Seigneur, t’oserai-je parler,
moi qui ne suis que cendre et que poussière,
qu’un vil extrait d’une impure matière,
qu’au seul néant on a droit d’égaler ?

Si je me prise davantage,
je t’oblige à t’en ressentir,
je vois tous mes péchés soudain me démentir,
et contre moi porter un témoignage
où je n’ai rien à repartir.

Mais si je m’abaisse et m’obstine
à me réduire au néant dont je viens,
si toute estime propre en moi se déracine,
et qu’en dépit de tous ses entretiens
je rentre en cette poudre où fut mon origine,
ta grâce avec pleine vigueur
est soudain propice à mon âme,
et les rayons de ta céleste flamme
descendent au fond de mon cœur.


L’orgueil, contraint à disparoître,
ne laisse dans ce cœur aucun vain sentiment
qui ne soit abîmé, pour petit qu’il puisse être,
dans cet anéantissement,
sans pouvoir jamais y renaître.

Ta clarté m’expose à mes yeux,
je me vois tout entier, et j’en vois d’autant mieux
quels défauts ont suivi ma honteuse naissance :
je vois ce que je suis, je vois ce que je fus,
je vois d’où je viens, et confus
de ne voir que de l’impuissance,
je m’écrie : " Ô mon Dieu, que je m’étois déçu !
Je ne suis rien, et n’en avois rien su. "

Si tu me laisses à moi-même,
je n’ai dans mon néant que foiblesse et qu’effroi ;
mais si dans mes ennuis tu jettes l’œil sur moi,
soudain je deviens fort, et ma joie est extrême.

Merveille, que de ces bas lieux,
élevé tout à coup au-dessus du tonnerre,
je vole ainsi jusques aux cieux,
moi que mon propre poids rabat toujours en terre !
Que tout à coup de saints élancements,
tout chargé que je suis d’une masse grossière,
jusque dans ces palais de gloire et de lumière

me fassent recevoir tes doux embrassements !
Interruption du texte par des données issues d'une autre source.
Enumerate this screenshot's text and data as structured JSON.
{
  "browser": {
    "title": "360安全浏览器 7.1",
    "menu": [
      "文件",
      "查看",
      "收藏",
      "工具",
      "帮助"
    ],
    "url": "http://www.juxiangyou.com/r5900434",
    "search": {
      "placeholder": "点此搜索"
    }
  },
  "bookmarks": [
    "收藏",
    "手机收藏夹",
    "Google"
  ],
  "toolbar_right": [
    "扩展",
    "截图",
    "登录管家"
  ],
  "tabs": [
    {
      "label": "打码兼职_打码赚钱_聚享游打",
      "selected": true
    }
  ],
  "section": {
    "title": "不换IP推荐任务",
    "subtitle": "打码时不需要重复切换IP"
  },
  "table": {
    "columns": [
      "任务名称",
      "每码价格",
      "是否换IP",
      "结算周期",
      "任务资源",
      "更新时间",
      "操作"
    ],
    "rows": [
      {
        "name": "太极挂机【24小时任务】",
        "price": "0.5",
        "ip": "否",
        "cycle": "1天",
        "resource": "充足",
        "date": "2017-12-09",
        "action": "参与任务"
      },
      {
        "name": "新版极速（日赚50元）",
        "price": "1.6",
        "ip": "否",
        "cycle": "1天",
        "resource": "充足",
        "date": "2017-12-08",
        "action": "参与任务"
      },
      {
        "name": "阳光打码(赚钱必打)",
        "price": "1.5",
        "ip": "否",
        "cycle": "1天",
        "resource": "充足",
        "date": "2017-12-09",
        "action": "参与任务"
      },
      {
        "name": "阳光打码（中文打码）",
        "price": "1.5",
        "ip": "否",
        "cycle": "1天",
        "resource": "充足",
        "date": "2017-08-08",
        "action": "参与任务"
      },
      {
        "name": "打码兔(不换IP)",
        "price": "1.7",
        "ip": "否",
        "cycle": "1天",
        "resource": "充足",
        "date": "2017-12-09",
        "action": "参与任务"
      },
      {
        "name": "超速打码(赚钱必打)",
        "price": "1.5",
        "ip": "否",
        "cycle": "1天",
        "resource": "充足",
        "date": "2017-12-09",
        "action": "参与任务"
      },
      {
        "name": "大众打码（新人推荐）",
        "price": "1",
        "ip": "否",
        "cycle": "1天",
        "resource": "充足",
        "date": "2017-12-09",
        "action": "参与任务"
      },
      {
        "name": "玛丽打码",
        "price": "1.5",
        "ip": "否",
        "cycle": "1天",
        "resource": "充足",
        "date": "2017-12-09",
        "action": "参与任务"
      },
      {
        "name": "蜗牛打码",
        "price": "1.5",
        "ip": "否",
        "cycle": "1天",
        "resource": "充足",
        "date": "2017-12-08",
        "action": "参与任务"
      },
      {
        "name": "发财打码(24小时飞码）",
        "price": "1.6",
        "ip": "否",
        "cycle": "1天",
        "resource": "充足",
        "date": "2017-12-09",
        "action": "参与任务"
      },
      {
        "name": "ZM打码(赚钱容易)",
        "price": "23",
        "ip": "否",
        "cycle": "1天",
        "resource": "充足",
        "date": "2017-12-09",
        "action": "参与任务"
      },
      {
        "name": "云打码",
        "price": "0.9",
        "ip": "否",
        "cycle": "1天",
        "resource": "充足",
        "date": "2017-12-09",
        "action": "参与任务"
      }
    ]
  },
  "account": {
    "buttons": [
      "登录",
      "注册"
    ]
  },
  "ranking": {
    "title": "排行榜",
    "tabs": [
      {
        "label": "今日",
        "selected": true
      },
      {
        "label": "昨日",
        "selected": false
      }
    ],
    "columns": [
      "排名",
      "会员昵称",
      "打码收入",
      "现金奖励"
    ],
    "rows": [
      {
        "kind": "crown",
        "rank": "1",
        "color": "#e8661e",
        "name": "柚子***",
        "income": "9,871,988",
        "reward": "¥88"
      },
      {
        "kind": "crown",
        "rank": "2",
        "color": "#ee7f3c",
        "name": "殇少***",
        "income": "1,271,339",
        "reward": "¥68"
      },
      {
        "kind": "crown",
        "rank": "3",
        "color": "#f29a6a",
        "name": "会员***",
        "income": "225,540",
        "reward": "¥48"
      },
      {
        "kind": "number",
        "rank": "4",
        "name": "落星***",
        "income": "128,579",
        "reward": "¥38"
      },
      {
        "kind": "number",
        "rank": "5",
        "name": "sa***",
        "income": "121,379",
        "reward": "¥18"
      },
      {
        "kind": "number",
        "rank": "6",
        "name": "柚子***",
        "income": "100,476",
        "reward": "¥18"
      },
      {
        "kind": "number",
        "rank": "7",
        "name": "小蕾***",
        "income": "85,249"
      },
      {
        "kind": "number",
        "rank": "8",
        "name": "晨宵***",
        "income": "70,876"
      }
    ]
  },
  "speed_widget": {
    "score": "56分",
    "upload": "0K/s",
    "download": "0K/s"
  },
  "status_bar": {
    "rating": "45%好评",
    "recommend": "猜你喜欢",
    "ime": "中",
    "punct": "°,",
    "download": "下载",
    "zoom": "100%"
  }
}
Ton amour fait tous ces miracles :
c’est lui qui me prévient sans l’avoir mérité ;
c’est lui qui brise les obstacles
qui naissent des besoins de mon infirmité ;
c’est lui qui soutient ma foiblesse,
et quelque péril qui me presse,
c’est lui qui m’en préserve et le sait détourner ;
c’est lui qui m’affranchit, c’est lui qui me retire
de tant de malheurs, qu’on peut dire
que leur nombre sans lui ne se pourroit borner.
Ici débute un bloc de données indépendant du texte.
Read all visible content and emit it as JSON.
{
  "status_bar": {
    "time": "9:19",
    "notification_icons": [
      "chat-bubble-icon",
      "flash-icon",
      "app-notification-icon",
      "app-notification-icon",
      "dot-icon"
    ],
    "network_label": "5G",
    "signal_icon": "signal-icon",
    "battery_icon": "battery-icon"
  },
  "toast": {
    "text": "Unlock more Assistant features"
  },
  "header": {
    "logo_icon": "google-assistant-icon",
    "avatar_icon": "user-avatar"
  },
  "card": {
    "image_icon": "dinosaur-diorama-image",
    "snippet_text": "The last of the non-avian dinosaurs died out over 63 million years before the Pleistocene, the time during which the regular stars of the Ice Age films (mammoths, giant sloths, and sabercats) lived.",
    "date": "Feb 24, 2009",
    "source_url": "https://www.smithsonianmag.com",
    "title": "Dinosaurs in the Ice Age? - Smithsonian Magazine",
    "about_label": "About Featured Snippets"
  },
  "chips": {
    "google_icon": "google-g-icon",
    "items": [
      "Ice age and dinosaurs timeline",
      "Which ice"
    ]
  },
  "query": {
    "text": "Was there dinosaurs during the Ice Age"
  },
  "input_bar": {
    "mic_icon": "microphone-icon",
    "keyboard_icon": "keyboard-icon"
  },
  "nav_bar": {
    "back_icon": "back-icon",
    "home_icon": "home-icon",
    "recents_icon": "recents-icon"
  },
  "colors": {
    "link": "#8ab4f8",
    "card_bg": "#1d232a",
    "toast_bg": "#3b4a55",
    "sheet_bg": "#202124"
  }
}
Ces malheurs, ces périls, ces besoins, ces foiblesses,
c’est ce que l’amour-propre en nos cœurs a semé,
c’est ce qu’on a pour fruit de ses molles tendresses,
et je me suis perdu quand je me suis aimé ;
mais quand détaché de moi-même,
je t’aime purement et ne cherche que toi,
je trouve ce que j’aime en un si digne emploi,
je me retrouve encor, Seigneur, en ce que j’aime ;
et ce feu tout divin, plus il sait pénétrer,
plus dans mon vrai néant il m’apprend à rentrer.

Ton amour à t’aimer ainsi me sollicite,
et me rappelle à mon devoir

par des faveurs qui passent mon mérite,
et par des biens plus grands que mon espoir.
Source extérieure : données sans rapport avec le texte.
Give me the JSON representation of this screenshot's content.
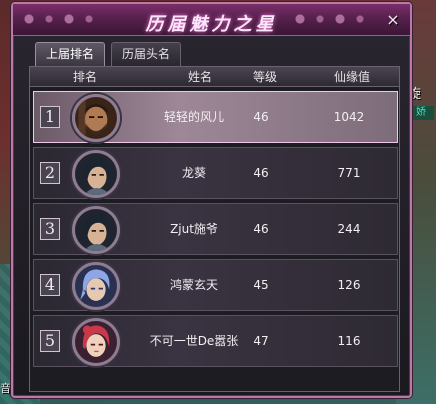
{
  "window": {
    "title": "历届魅力之星",
    "close_symbol": "×"
  },
  "tabs": [
    {
      "label": "上届排名",
      "active": true
    },
    {
      "label": "历届头名",
      "active": false
    }
  ],
  "table": {
    "headers": {
      "rank": "排名",
      "name": "姓名",
      "level": "等级",
      "charm": "仙缘值"
    },
    "rows": [
      {
        "rank": "1",
        "name": "轻轻的风儿",
        "level": "46",
        "charm": "1042",
        "avatar": "avatar-bearded-warrior-icon",
        "selected": true
      },
      {
        "rank": "2",
        "name": "龙葵",
        "level": "46",
        "charm": "771",
        "avatar": "avatar-dark-haired-male-icon",
        "selected": false
      },
      {
        "rank": "3",
        "name": "Zjut施爷",
        "level": "46",
        "charm": "244",
        "avatar": "avatar-dark-haired-male-icon",
        "selected": false
      },
      {
        "rank": "4",
        "name": "鸿蒙玄天",
        "level": "45",
        "charm": "126",
        "avatar": "avatar-blue-haired-youth-icon",
        "selected": false
      },
      {
        "rank": "5",
        "name": "不可一世De嚣张",
        "level": "47",
        "charm": "116",
        "avatar": "avatar-red-haired-female-icon",
        "selected": false
      }
    ]
  },
  "background": {
    "side_text": "旋",
    "side_badge": "娇",
    "bottom_text": "音"
  },
  "colors": {
    "title_bar": "#57214d",
    "frame": "#b97aa6",
    "selected_row": "#9e8898"
  }
}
Je t’en bénis, être suprême,
dont l’immense bénignité
étend sa libéralité
sur l’indigne et sur l’ingrat même.
Ce torrent que jamais tu ne laisses tarir
ne se lasse point de courir
même vers ceux qui s’en éloignent ;
et souvent sur l’aversion
que les plus endurcis témoignent,
il roule les trésors de ton affection.

De ces sources inépuisables
fais sur nous déborder les flots ;
rends-nous humbles, rends-nous dévots,
rends-nous reconnoissants, rends-nous inébranlables ;
relève-nous le cœur sous nos maux abattu,
attire-nous à toi par cette sainte amorce,
toi qui seul es notre vertu,
notre salut et notre force.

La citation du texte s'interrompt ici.